To summarize: before the 9/21 talks there was a published column model that could be demonstrated via working simulations. After the 9/21 talks, there is no published, working column model.

It has been several months since the 9/21 talks – has anyone successfully constructed and demonstrated a new column model that contains all the proposed improvements?

4 Likes

Hi @jes. Welcome to the forum.

Indeed, I liked those presentations a lot too, and maybe it’s a shame that we didn’t discuss them on the forum. (Personally I’ve talked about some elements off-forum with other people).

But you have to take into account that these are highly speculative talks. @jhawkins regularly reminds us that all the research meetings are very work-in-progress. So I wouldn’t discount the so-called pre-9/21 key features.

vs

A feature and a sub-object, as far as I understood throughout the many papers, was always the same thing. If you consider that the neocortex has to make sense of the world without knowing in which sensory environment it is put (visual / sonar / tactile / abstract / …), then what is a feature in one sensory modality is very different than a feature in another. And according to Numenta (based on findings by Mountcastle) the neocortex and its sub-elements should deal with those in the same way. This is a type of hierarchy that is fundamentally different from the hierarchy that is typically offered in neurology.

Also, a location is always a displacement from a reference point. In earlier presentations there have been discussions about allocentric vs egocentric references, and different types of references in different layers.

Grid cells have always been mysterious. In earlier presentations @jhawkins and @mrcslws in particular were never satisfied with their working theories.

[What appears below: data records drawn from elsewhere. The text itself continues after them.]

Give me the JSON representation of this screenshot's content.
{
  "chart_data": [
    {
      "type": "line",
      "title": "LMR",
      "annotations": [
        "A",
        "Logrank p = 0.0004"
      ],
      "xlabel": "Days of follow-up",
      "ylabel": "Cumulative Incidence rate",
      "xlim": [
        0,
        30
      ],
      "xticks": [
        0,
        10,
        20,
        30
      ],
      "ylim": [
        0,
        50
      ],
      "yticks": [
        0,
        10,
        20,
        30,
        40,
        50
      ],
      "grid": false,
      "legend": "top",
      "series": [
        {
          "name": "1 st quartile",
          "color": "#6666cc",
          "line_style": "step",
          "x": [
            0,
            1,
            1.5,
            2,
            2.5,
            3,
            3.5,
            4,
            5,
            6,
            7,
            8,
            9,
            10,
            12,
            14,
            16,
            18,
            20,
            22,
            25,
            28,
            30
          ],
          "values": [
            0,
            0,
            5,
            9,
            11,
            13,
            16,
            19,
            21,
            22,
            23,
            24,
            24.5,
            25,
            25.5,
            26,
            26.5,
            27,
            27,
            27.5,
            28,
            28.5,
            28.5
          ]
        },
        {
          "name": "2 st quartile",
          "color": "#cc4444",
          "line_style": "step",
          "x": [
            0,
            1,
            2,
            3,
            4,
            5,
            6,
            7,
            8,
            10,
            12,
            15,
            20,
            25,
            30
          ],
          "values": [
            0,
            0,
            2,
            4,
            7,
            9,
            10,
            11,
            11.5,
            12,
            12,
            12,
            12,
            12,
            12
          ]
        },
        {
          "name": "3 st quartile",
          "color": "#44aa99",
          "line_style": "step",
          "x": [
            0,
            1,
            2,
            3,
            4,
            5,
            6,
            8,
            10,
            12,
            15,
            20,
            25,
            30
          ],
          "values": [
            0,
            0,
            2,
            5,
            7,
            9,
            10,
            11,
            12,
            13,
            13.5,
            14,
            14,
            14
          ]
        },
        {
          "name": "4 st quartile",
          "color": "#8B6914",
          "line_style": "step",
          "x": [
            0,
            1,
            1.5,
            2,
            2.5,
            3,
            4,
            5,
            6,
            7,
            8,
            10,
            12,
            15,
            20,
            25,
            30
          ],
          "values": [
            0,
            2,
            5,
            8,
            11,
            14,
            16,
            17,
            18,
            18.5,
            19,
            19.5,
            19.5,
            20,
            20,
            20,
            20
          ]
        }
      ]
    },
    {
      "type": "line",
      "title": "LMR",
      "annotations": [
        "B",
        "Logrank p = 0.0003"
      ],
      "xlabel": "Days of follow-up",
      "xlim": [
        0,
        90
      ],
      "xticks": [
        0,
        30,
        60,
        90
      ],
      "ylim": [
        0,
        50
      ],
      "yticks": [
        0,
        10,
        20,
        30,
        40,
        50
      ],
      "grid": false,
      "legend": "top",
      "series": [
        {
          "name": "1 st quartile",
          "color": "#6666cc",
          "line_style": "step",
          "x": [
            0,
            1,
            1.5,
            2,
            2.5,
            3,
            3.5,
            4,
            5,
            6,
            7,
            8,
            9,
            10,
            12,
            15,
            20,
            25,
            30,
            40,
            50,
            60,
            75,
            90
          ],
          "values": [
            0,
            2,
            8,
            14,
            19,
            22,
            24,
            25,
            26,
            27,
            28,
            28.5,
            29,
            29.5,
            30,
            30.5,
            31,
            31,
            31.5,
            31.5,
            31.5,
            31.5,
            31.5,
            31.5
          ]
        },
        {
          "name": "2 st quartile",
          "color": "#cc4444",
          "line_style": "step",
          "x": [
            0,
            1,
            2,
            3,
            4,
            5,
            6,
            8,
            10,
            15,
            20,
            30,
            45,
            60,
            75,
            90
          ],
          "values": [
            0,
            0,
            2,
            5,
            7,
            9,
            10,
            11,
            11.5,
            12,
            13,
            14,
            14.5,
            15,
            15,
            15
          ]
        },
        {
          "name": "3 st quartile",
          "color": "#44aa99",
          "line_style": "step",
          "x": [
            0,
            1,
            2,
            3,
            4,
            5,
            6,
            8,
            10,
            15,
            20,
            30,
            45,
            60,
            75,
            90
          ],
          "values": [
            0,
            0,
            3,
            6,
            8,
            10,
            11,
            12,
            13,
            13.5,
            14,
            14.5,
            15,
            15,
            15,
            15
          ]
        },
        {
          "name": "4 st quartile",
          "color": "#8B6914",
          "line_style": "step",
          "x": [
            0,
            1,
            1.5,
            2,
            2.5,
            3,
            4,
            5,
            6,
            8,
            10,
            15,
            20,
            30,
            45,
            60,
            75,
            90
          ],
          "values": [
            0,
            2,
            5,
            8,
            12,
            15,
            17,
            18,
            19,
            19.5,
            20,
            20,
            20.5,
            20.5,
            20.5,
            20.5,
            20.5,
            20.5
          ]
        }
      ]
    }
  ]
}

I don’t know for sure, but during this paper review serious hints were dropped that Numenta is about to present new work. Check out timestamps 39:06 and 1:00:26.

Exciting times ahead. :-).

3 Likes

A few months ago, I posted a paper to arXiv “A Macrocolumn Architecture Implemented with Temporal (Spiking) Neurons”. This paper speaks to the issues raised in my March 23 post. It draws on concepts outlined in the “columns paper”, the “columns+” paper, and the “frameworks” paper, taking into account the Lewis workshop paper “Hippocampal Spatial Mapping As Fast Graph Learning” and the 9/21 talks.

It incorporates a macrocolumn that stores an environment as a directed displacement graph. It then uses the proposed macrocolumn architecture to learn, orient itself, and navigate multiple environments each consisting objects on a grid – the same problem as studied in the “columns+” paper – with similar results.

In addition to providing support for the grid cell/place cell model, it also provides strong support for the Hawkins/Numenta active dendrite neuron. The active dendrite model with separation of proximal and distal synapses is a breakthrough in my opinion and, as claimed, it is significantly more powerful than the point neuron that is commonly used in neuron modelling.

A caveat is that the paper uses spiking neurons to implement a temporal computing model. Since the writing of that paper, I have reduced the model to a single bit of temporal precision, which means that for practical purposes it is no longer temporal, rather it is a simpler Boolean model based on binary vectors rather than temporal spike volleys. This brings it even closer to the active dendrite model and the prior Numenta research.

2 Likes

@jes thanks for sharing your work.
Do you have any demonstration/simulation that shows that your architecture functions well as described?